Senior Congress leader Mallikarjun Kharge criticised the gesture. Immediately, party colleague Sanjay Nirupam called him an atheist and said he supported Rajnath Singh’s act during the “shastra puja” he performed. Now what was the Congress’s official position? By the time that became somewhat clear, the damage had already been done. Sources in the party said the Congress could not support the Kharge line as most Hindus had faith in the tradition and many Congress leaders had practised it too.

This is where the BJP stole a march. The party swiftly tweeted images of Prime Minister Indira Gandhi carrying out a similar ritual. It was almost two hours later that the Congress pulled out an old soundbite of Narendra Modi deriding the “superstitious” practice using lemons. But, by then, the BJP had managed to capture the conversation. When finally the Congress carried out a press conference, its response was meek and its discomfort evident. “We think such issues are irrelevant and don’t want to engage in them,” said the party.

The more recent fracas occurred when leader of the United Kingdom’s opposition Labour Party Jeremy Corbyn said he had met a delegation of the overseas arm of the Congress to discuss human rights violations in Kashmir. For the BJP, this was a godsend. When the Congress was alerted to the developments, the party appeared clueless about who the members of the delegation were. The BJP tried to clear up the confusion by releasing pictures of Kamal Dhaliwal, who heads the UK chapter of the Indian Overseas Congress (IOC), with Corbyn and also with Rahul Gandhi and Manmohan Singh at different times.

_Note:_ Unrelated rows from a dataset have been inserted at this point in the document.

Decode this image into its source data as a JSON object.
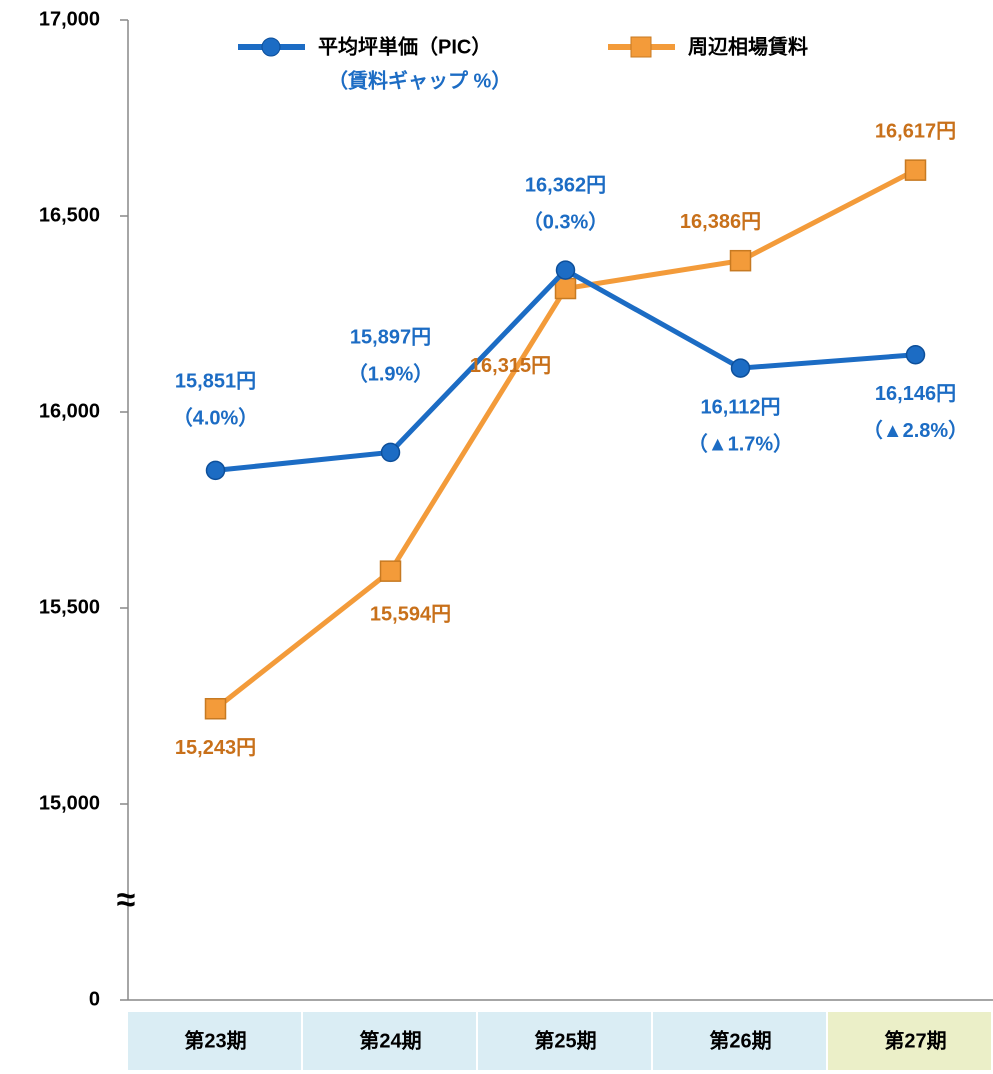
{
  "chart_data": {
    "type": "line",
    "categories": [
      "第23期",
      "第24期",
      "第25期",
      "第26期",
      "第27期"
    ],
    "category_colors": [
      "#daedf4",
      "#daedf4",
      "#daedf4",
      "#daedf4",
      "#ebefc8"
    ],
    "series": [
      {
        "name": "平均坪単価（PIC）",
        "legend_note": "（賃料ギャップ %）",
        "color": "#1c6cc4",
        "marker": "circle",
        "values": [
          15851,
          15897,
          16362,
          16112,
          16146
        ],
        "value_labels": [
          "15,851円",
          "15,897円",
          "16,362円",
          "16,112円",
          "16,146円"
        ],
        "gaps": [
          4.0,
          1.9,
          0.3,
          -1.7,
          -2.8
        ],
        "gap_labels": [
          "（4.0%）",
          "（1.9%）",
          "（0.3%）",
          "（▲1.7%）",
          "（▲2.8%）"
        ]
      },
      {
        "name": "周辺相場賃料",
        "color": "#f39b3a",
        "marker": "square",
        "values": [
          15243,
          15594,
          16315,
          16386,
          16617
        ],
        "value_labels": [
          "15,243円",
          "15,594円",
          "16,315円",
          "16,386円",
          "16,617円"
        ]
      }
    ],
    "ylim": [
      0,
      17000
    ],
    "yticks": [
      0,
      {
        "value": 15000,
        "label": "15,000"
      },
      {
        "value": 15500,
        "label": "15,500"
      },
      {
        "value": 16000,
        "label": "16,000"
      },
      {
        "value": 16500,
        "label": "16,500"
      },
      {
        "value": 17000,
        "label": "17,000"
      }
    ],
    "axis_break": {
      "label": "≈"
    }
  }
}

The damage was done and the Congress was left fumbling for a face-saver. Sam Pitroda, chairman of the IOC, stays abroad and it took a while for the party to contact him and find out the facts. The Congress distanced itself from the IOC, but for the BJP and the press another controversy ringing the opposition party was born.

The communication gap becomes more apparent when one considers the fact that the Congress media department has been almost headless for a while, with Randeep Singh Surjewala focused on next week’s Haryana elections. The media wing is now being run by a handful of young, enthusiastic workers but there is no clarity yet on who will head the department which has, of late, had a lot of firefighting to do.

The Congress has come into its own as far as social media is concerned and its aggression is most visible online. But, as a senior Congress leader said: “In politics, it’s important to be heard and seen. The BJP plays mind games and unleashes its best and most aggressive to attack the Gandhis. Congress needs to catch up.”

The boycott of television news channels by the Congress since the Lok Sabha polls in not helping matters. Some within the party feel that this “ban” must be lifted so that the official Congress voice can be heard far and wide. The party has several young and articulate voices, but they are getting lost in the din of confusion.